天知道盛子穆这几天经历了什么。
先是在深谷附近苦等了一日,提心吊胆地蹲守,再就是得到消息的李仲宁过来将他骂了一顿。
因为不听李仲宁的乖乖离开深谷,五天之内被没睡醒的大师兄拳打脚踢揍了多次,且怨气深重的次次朝脸上招呼。
最终在昨日晚上,因为盛子穆坚决不肯离去再度起了争执,李仲宁动了真格,用术法将他绑到了山脚林,以山脚林的树木为点位将他困在阵法之中。
若不是昨日山脚林动荡,树木大片倒塌,他趁机冲破阵法,这会儿人还在山脚林里数叶子呢。
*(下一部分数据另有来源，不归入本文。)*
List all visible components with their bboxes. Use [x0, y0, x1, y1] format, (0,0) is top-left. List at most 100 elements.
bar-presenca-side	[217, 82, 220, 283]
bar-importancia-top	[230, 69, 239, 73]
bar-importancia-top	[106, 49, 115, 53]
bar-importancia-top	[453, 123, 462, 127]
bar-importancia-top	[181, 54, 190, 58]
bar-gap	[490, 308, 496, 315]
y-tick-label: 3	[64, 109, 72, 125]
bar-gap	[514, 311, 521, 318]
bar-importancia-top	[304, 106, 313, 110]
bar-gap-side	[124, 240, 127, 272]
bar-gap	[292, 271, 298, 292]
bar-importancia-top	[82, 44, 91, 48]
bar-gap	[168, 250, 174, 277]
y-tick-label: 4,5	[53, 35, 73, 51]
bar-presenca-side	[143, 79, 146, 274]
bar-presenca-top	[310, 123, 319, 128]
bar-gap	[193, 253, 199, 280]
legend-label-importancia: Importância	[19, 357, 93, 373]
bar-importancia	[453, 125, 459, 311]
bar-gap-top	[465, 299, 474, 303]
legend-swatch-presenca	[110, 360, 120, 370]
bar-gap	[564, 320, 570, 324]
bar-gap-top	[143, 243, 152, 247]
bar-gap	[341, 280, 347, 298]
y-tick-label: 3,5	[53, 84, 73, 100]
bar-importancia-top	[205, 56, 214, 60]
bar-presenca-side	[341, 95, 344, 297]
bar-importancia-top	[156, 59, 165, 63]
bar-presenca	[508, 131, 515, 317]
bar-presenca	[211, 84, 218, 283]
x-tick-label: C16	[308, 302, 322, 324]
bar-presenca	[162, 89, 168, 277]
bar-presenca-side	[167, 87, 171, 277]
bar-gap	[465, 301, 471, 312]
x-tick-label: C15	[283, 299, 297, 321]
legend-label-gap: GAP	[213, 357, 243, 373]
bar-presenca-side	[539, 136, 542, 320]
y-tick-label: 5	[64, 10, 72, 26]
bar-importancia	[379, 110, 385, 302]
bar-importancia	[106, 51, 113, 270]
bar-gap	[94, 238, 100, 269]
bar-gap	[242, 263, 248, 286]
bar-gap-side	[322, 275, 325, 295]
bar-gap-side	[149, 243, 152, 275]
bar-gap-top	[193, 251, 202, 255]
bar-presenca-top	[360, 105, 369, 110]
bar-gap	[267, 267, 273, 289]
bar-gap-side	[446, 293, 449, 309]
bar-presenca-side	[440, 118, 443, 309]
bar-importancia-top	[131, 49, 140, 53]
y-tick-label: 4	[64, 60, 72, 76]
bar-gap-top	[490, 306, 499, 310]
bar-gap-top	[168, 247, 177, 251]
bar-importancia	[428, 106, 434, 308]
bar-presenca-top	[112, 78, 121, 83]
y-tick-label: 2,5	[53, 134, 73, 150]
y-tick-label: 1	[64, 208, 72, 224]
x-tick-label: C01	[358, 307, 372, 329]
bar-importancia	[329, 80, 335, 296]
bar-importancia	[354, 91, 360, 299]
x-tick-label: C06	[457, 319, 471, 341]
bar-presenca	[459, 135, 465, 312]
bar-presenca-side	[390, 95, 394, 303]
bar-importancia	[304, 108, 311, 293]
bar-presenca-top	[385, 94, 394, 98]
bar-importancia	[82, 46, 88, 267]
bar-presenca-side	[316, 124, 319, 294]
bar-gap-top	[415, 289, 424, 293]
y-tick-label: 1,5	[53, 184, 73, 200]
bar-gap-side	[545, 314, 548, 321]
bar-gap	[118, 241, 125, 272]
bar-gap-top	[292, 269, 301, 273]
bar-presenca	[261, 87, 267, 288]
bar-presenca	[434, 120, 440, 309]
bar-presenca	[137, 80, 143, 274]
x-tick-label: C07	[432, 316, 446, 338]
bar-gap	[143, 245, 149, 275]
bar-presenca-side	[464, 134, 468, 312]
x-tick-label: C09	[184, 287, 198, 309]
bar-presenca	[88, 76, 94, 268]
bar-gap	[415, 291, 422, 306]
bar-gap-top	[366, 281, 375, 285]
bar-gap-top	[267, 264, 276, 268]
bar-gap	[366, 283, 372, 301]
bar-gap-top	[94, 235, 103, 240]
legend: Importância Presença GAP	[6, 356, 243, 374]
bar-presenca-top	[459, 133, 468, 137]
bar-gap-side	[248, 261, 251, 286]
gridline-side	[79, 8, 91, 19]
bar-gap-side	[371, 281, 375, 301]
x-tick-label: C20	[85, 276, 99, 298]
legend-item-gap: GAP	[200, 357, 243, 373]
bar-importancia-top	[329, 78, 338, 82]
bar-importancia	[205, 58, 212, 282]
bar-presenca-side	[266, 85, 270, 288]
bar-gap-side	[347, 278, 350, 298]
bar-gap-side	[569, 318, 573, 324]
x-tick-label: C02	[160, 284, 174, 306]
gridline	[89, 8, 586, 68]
但之前种种都是之前,听到路拾一问自己为何积分停滞,盛子穆别过脸去,僵硬道:“积分排名都是身外之物,除魔卫道、匡扶正义才是我辈首责。”
心里只有躺平的路拾一:“我不担责哈。”
心里只有灵石的楚少歌:“惭愧惭愧。”
他眼中不义的萧潇:“……”
“你抓的如果不是我,真想给你鼓个掌。”
三个人交换着眼神,路拾一眨眨眼睛:我就说他最好骗吧。
“等孟萧潇投案受罚,我自会为你说话,你虽识人不清却未造成他人受伤,无须担责。”
割伤你脖子不算吗?
楚少歌不禁插嘴:“我呢?盛仙友也会为我说话吗?”
“她一届散修不识人心,你一个仙门首徒还这般愚蠢被人蒙蔽,等着断事堂责罚吧。”
楚少歌一副果然的样子,疯狂给路拾一递表情。
“别挤眉弄眼,看不懂,”路拾一不耐烦的瞪他一眼,“先出去,你还活不活了?”
“活。”
“别挣扎了,深谷崖壁上栖息着上百只雷魈鸟,你们强行破阵下去,必是死路一条。”
路拾一挽起袖子,“你不怕我们炸开阵法引雷魈鸟出来,拉着你跟我们一起死?”
“行大道者当做好一切准备,”盛子穆后退半步,站定道:“蓬莱弟子,不惧生死。”
太阳悬顶,悬崖一侧几个少年对峙着,谁也不肯让步。
“好,好一个不惧生死!”路拾一手掐法诀,十几条冰刃浮现,她怒气冲冲上前一步:“那就一起死。”
“别冲动!”
“拾一不可!”
萧潇和楚少歌立刻上前拦她。
路拾一不为所动,操纵冰刃攻向法阵。
同时给他们传音入密:“攻击我。”
两人瞬间明白了她的意思,楚少歌召出木鸢撞碎她的冰刃,萧潇拔剑挡住她的前路。
“别挡我,惊动雷魈鸟又如何?也未必会死。”
话罢再次凝结冰刃和两人交起手来。
眼见他们内讧,盛子穆抱着长剑迎风而立,面色悠闲。
他心中清楚,只要他们三个不出法阵就都能活着出食煞谷。
可时间刚过去一炷香,路拾一被二人围攻间肩头已经被萧潇划伤,楚少歌木鸢吐出的暗器还次次朝她命门攻。
盛子穆的愤怒不由涌上心头。
孟萧潇一个恶徒伤她自是忘恩负义,楚少歌身为仙门弟子不帮忙倒也罢了,居然也随意伤人!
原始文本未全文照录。